It could be pregnancy hormones adding to my already sensitive nature, but I’m becoming increasingly annoyed by people’s idea of “children should be seen and not heard.” This is not an isolated phenomenon of the fine art museum and it’s crotchety old curator, but a very frequent occurrence in many places.
Last summer, the kids and I took a two week trip to visit our cousins in Arizona. We visited a few caves during our time there. On one cave tour, it was my six children, my cousin and his son, myself, and a woman and her teenage son. My naturally inquisitive ten year old son was fascinated by the cave and had many questions for the guide. These were not your dumb “do dragons live here?” type, but real questions. Like “how old is this cave?” “When did people first discover it?” “How did they see since there were no lights?” etc. But the guide was annoyed and told him to stop with the questions until the end of the tour. My son was not interrupting; he usually asked after the guide was done talking about one room or as we walked to the next. I thought maybe it was a cave man thing, but then…
We took a tour with my dad of the LBJ ranch and mansion in Johnson City, Texas. This time it was my little three year old who said “YAY!” and clapped his hands. The guide asked if I could please ask my tiny child to refrain from happiness (okay maybe not his exact words). I apologized and said I didn’t bring my muzzle (those WERE my exact words).
The ten year old asked questions, and while the guides usually answered, sometimes they ignored him or said “sorry, have to keep moving.”
Again, if either were being obnoxious or disruptive, I would have taken them out. I do have some common sense when it comes to what’s appropriate and what’s not. But I appreciate the fact that my kids want to know more. And I also appreciate the fact we paid to be in the tour and ask questions of interest. Why discourage kids from their natural curiosity? Disclaimer: unless they are being obnoxious.
This week, both my elementary kids had school plays. Both were during the day, so I brought my little three for my son’s, whose play was first. My daughter came to sit with me. At one point, the three year old let out a noise. Every kid in that school, and I do mean everyone, turned and stared. My daughter was embarrassed and said, “I don’t think they want you here. They’re all staring at you!” I felt bad. No one else had little ones there and now my daughter was feeling the heat of all those stares, too.
The worst, however, is in the church, a place where all should feel welcome and wanted, especially children. In the Orthodox Church, children actively participate in the services from the time of infancy. It is customary for babies to be brought in and baptized at 40 days old. There are not special services for the littles so the grown ups can pray in peace and quiet. There are usually cry rooms within the church for very noisy kids or nursing moms.

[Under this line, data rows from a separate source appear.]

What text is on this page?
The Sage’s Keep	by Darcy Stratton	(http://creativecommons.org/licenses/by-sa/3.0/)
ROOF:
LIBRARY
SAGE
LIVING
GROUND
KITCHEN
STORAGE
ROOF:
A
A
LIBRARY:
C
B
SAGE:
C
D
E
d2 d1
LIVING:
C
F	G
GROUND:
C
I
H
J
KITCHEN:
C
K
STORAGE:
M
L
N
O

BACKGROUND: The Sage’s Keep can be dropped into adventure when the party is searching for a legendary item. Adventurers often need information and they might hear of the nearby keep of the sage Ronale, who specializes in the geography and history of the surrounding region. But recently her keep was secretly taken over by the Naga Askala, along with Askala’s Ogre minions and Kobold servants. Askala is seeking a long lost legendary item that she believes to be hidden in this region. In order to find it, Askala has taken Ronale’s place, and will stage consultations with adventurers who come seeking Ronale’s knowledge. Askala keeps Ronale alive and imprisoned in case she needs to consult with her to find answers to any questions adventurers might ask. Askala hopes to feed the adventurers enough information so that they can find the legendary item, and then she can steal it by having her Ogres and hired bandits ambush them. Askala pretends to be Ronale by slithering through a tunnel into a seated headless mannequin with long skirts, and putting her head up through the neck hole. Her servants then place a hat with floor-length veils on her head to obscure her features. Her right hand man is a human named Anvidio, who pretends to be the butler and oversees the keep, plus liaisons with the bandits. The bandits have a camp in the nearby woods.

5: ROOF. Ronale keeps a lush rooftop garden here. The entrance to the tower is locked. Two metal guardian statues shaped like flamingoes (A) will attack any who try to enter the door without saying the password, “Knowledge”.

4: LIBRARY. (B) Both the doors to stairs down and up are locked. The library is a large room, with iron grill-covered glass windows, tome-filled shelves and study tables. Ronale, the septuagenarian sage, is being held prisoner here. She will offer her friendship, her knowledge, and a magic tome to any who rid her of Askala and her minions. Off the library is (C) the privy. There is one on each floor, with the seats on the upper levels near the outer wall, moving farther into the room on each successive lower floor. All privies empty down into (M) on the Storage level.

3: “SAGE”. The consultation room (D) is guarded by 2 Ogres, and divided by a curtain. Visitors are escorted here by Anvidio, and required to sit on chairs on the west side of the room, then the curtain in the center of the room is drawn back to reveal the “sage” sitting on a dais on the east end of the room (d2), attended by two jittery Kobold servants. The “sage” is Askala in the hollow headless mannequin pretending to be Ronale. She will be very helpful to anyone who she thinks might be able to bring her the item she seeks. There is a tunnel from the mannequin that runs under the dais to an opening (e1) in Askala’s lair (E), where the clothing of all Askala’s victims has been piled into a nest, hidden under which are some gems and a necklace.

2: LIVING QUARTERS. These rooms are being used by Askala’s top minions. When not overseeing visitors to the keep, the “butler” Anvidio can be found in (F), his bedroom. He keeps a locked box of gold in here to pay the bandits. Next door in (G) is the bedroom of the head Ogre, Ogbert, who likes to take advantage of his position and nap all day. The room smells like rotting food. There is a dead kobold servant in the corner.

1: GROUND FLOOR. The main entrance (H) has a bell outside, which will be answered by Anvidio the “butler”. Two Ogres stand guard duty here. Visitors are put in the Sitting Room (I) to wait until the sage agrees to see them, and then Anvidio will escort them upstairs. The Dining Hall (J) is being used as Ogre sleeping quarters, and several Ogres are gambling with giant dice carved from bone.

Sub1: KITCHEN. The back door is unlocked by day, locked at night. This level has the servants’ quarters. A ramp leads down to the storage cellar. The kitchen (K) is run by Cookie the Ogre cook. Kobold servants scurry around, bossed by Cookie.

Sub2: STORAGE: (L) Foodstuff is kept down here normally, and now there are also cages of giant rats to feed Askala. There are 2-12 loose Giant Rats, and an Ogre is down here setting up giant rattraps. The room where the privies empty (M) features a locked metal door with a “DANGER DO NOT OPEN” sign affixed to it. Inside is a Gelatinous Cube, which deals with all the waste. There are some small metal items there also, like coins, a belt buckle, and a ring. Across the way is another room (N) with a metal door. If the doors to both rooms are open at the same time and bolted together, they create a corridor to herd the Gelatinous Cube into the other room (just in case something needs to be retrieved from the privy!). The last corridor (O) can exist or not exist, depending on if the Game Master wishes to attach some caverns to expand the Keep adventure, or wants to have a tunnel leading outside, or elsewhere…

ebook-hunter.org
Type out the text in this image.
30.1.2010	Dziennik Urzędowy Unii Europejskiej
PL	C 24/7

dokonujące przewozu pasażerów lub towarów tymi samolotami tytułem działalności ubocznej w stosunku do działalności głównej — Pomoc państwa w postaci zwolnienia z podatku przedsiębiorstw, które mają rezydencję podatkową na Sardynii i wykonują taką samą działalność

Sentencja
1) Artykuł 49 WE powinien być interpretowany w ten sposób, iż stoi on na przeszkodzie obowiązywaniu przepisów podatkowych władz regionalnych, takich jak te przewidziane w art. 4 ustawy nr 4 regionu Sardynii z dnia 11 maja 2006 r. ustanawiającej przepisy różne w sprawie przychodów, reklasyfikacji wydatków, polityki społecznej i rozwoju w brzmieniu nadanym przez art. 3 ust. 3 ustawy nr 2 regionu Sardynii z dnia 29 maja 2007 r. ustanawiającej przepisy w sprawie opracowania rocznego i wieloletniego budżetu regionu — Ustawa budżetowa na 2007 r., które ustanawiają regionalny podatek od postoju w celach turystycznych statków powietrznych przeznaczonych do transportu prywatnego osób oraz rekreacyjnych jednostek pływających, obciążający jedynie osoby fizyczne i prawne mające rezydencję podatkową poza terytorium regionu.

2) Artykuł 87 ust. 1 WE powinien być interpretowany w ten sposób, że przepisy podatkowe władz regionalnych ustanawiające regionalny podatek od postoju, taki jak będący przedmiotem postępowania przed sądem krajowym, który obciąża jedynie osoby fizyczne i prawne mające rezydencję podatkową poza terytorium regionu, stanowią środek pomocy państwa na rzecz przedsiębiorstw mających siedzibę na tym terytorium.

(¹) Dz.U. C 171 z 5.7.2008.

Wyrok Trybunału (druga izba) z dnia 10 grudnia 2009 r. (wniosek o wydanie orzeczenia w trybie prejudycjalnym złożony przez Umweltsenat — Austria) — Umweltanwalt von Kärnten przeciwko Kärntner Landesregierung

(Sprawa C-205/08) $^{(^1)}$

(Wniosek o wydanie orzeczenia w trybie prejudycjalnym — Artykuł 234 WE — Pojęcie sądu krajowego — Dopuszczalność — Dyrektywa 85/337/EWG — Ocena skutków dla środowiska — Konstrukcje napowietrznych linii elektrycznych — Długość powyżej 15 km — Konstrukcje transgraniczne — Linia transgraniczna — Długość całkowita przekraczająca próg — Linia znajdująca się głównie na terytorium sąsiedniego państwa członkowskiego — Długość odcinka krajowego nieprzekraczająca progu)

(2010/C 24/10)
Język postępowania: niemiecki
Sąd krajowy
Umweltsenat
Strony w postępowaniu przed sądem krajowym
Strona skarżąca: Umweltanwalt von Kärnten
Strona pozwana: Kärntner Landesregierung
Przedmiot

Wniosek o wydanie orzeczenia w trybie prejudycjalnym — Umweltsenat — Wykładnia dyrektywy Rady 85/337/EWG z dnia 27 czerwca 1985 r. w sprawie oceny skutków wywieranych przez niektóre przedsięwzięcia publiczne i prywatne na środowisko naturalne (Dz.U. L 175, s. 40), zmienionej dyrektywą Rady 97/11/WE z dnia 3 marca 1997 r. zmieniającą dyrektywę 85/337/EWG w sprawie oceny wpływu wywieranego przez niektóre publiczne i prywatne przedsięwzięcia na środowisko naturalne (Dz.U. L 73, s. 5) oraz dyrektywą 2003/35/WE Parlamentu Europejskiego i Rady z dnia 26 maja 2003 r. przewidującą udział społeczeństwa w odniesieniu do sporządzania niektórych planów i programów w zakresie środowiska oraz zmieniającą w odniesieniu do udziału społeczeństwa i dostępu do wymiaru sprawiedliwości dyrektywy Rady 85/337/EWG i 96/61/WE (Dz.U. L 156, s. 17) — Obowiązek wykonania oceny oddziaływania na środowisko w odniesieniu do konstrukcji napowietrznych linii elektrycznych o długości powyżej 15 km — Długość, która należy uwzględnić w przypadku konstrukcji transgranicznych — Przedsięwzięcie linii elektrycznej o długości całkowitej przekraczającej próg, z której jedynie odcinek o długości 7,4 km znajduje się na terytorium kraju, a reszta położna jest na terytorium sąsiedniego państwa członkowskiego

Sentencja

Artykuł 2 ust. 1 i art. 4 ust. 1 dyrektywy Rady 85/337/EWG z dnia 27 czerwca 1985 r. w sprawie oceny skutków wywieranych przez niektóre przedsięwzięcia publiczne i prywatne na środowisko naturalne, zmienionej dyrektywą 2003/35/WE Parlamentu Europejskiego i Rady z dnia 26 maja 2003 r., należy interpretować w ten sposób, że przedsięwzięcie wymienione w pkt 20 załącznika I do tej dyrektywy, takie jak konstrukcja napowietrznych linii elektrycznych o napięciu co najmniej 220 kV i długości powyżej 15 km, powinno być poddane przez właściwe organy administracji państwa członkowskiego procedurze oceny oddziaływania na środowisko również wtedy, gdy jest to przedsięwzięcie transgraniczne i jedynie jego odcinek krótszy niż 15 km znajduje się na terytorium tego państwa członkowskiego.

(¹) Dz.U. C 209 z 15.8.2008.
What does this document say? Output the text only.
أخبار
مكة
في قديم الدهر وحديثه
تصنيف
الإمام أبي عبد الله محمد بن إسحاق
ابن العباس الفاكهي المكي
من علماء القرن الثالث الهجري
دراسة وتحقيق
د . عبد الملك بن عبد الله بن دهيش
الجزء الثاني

My kids have grown up attending the long services of the Orthodox Church. And while they are familiar with the length of the services and the quiet that is expected of them, they do need to be taken out at times. I have four, soon to be five, age 7 and under. An hour and a half of baby and toddler juggling, in and out, back and forth, swaying and bouncing, is very tiring, especially since my husband rarely attends with us. I think I leave, more often than not, thinking WHY DO I BOTHER?! I’m exhausted when I get home on Sundays, and frequently upset.
And I see the struggle of other mothers and the frustration and exhaustion on their faces. And I admire them for being there.
But there are those who seem more annoyed with our presence than anything else. They feel the need to continuously look back with disapproving looks, sigh loudly, move to another side of the church, or simply come up and say something. There’s nothing worse when, in the midst of struggling with a child or three in order to wrangle them together and shuffle out AGAIN, than the man, woman or person from behind the altar approaching. I know what they’re going to say. And as I nod that I understand and will remove the offenders (sometimes I do so more humbly than others), I’m usually close to tears.
I get it. Kids are distracting. They are noisy and sometimes downright irritating. And there are times when they need to be physically removed from a situation for the benefit of themselves and everyone else. Be it church, the grocery store, library, wherever. I have two on the spectrum where the simple “please be quiet” didn’t/doesn’t register, and a one year old who could care less.
But we are there. Trying. Struggling. We want to teach our kids and take them places and have them learn how to behave. We want them to learn to properly participate. We can’t stay shut up inside or on the playground until they grow out of the obnoxious years.
I guess my point is, instead of being annoyed by the mommy and her toddler, wishing they’d just leave, try being sympathetic that she is most likely aware of her child’s noise and movement, and probably overwhelmed at that moment. She may just need a smile thrown her way instead of a scowl. And for all those who do smile or offer a hand, your thoughtful gesture means more than you can imagine. It’s soothing and healing to a tired mama!
In the meantime, I try to remind myself “this too shall pass.”